Michigan patient safety study gets HHS approval to resume
■ The decision raises hopes the agency will re-examine how regulations on human research subjects apply to quality improvement studies.
By Kevin B. O’Reilly — Posted March 10, 2008
A patient safety project that helped more than 100 Michigan hospital intensive care units cut their average catheter-related bloodstream infection rate by 66% can start collecting outcomes data again. That was the ruling last month from the Dept. of Health and Human Services' Office for Human Research Protections.
The move was viewed widely as a reversal of OHRP's controversial decision last fall to order the hospitals to suspend data collection. OHRP acted then because researchers had misclassified the project as being exempt from federal human research subject regulations and did not obtain informed consent from ICU patients.
More broadly, the decision seemed to signal a new willingness by the agency to re-evaluate whether rules designed to protect patients involved in high-risk biomedical experiments should also be applied to minimal-risk, evidence-based quality improvement research activities.
Results of the Michigan project were published in the New England Journal of Medicine in December 2006. They demonstrated how systemic changes improved clinicians' adherence to U.S. Centers for Disease Control and Prevention guidelines shown to reduce catheter-related bloodstream infections.
Previously, the intervention had been shown to work at Johns Hopkins Hospital, home to lead study author and principal investigator Peter J. Pronovost, MD, MPH, director of the adult critical care division.
OHRP said in a statement the project had "evolved" since it was first studied from 2003 to 2005, because the intervention is now proven and thus no longer qualifies as experimental research subject to federal rules. Similar projects probably could proceed with expedited institutional review board approval and qualify for a waiver of the informed-consent requirement, the agency said. Expedited reviews average about six weeks and can take up to a year, studies show.
Dr. Pronovost said the argument about what qualifies as human subjects research misses the point.
"Trying to label what is quality improvement or what is research isn't going to be very productive," he said. "There ought to be some way to look at this using a risk-based framework."
Researchers raise issue elsewhere
The Michigan study is far from being an isolated case. David Korn, MD, chief scientific officer of the Assn. of American Medical Colleges, has received dozens of complaints, questions and concerns about OHRP regulations from researchers the last few years.
"The Hopkins case crystallized in a very visible way exactly why clarification has to take place," he said.
Ezekiel J. Emanuel, MD, PhD, bioethics chair at the National Institutes of Health, said the new OHRP decision "essentially acknowledges they made a mistake." He added that what is needed now is "a fix for the whole system, a rethink for review of zero-risk research."
A wide-ranging review of how OHRP regulations apply to quality improvement research is already under way, according to OHRP Acting Director Ivor Pritchard, PhD.
"HHS is going to look at this issue from top to bottom," he said. Options include issuing new guidance, asking for regulatory changes and seeking a waiver of the rules from the secretary of HHS for certain low-risk quality studies. A March 27-28 meeting of the Secretary's Advisory Committee on Human Research Protections will examine the issue.
Physicians and ethicists welcomed the change of heart.
"OHRP seems to be recognizing how important it is to do this quality improvement work," said Mary Ann Baily, PhD, associate for ethics and health policy at the Hastings Center, a Garrison, N.Y., bioethics think tank. "They are recognizing how important it is to let it go forward without saddling it with very heavy procedural burdens really designed for risky medical research, not for minimal-risk activities that are designed to improve the delivery of health care."
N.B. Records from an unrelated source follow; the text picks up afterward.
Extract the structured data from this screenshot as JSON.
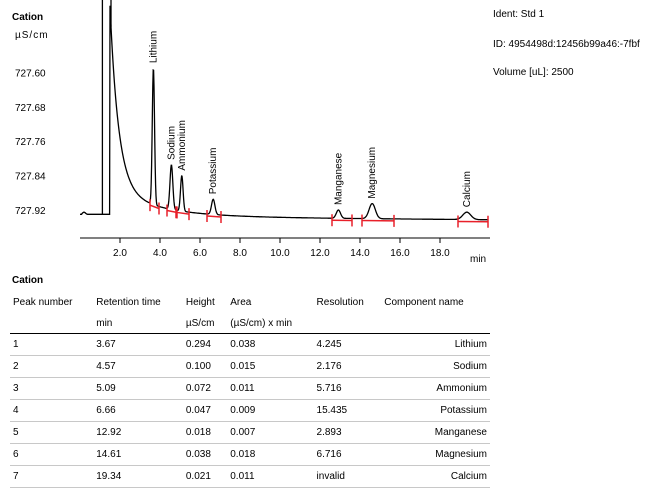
{
  "chart_data": {
    "type": "line",
    "title": "Cation",
    "ylabel": "µS/cm",
    "xlabel": "min",
    "xlim": [
      0,
      20.5
    ],
    "ylim": [
      727.985,
      727.455
    ],
    "y_inverted": true,
    "xticks": [
      "2.0",
      "4.0",
      "6.0",
      "8.0",
      "10.0",
      "12.0",
      "14.0",
      "16.0",
      "18.0"
    ],
    "yticks": [
      "727.60",
      "727.68",
      "727.76",
      "727.84",
      "727.92"
    ],
    "peaks": [
      {
        "name": "Lithium",
        "x": 3.67,
        "y": 727.59
      },
      {
        "name": "Sodium",
        "x": 4.57,
        "y": 727.815
      },
      {
        "name": "Ammonium",
        "x": 5.09,
        "y": 727.84
      },
      {
        "name": "Potassium",
        "x": 6.66,
        "y": 727.895
      },
      {
        "name": "Manganese",
        "x": 12.92,
        "y": 727.92
      },
      {
        "name": "Magnesium",
        "x": 14.61,
        "y": 727.905
      },
      {
        "name": "Calcium",
        "x": 19.34,
        "y": 727.925
      }
    ]
  },
  "meta": {
    "ident": "Ident: Std 1",
    "id": "ID: 4954498d:12456b99a46:-7fbf",
    "volume": "Volume [uL]: 2500"
  },
  "table": {
    "title": "Cation",
    "headers": [
      "Peak number",
      "Retention time",
      "Height",
      "Area",
      "Resolution",
      "Component name"
    ],
    "units": [
      "",
      "min",
      "µS/cm",
      "(µS/cm) x min",
      "",
      ""
    ],
    "rows": [
      [
        "1",
        "3.67",
        "0.294",
        "0.038",
        "4.245",
        "Lithium"
      ],
      [
        "2",
        "4.57",
        "0.100",
        "0.015",
        "2.176",
        "Sodium"
      ],
      [
        "3",
        "5.09",
        "0.072",
        "0.011",
        "5.716",
        "Ammonium"
      ],
      [
        "4",
        "6.66",
        "0.047",
        "0.009",
        "15.435",
        "Potassium"
      ],
      [
        "5",
        "12.92",
        "0.018",
        "0.007",
        "2.893",
        "Manganese"
      ],
      [
        "6",
        "14.61",
        "0.038",
        "0.018",
        "6.716",
        "Magnesium"
      ],
      [
        "7",
        "19.34",
        "0.021",
        "0.011",
        "invalid",
        "Calcium"
      ]
    ]
  },
  "colors": {
    "trace": "#000000",
    "markers": "#e8202a"
  }
}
In a Feb. 21 letter to HHS Secretary Michael Leavitt, American Medical Association Board of Trustees Chair Edward L. Langston, MD, said the OHRP decision "must serve as a building block for a broader effort to establish mechanisms for appropriate, timely and robust ethical oversight of quality improvement activities."
An invitation-only meeting set for May 1 and sponsored by the Institute of Medicine and the American Board of Internal Medicine Foundation will focus on the ethical and regulatory implications of quality initiatives.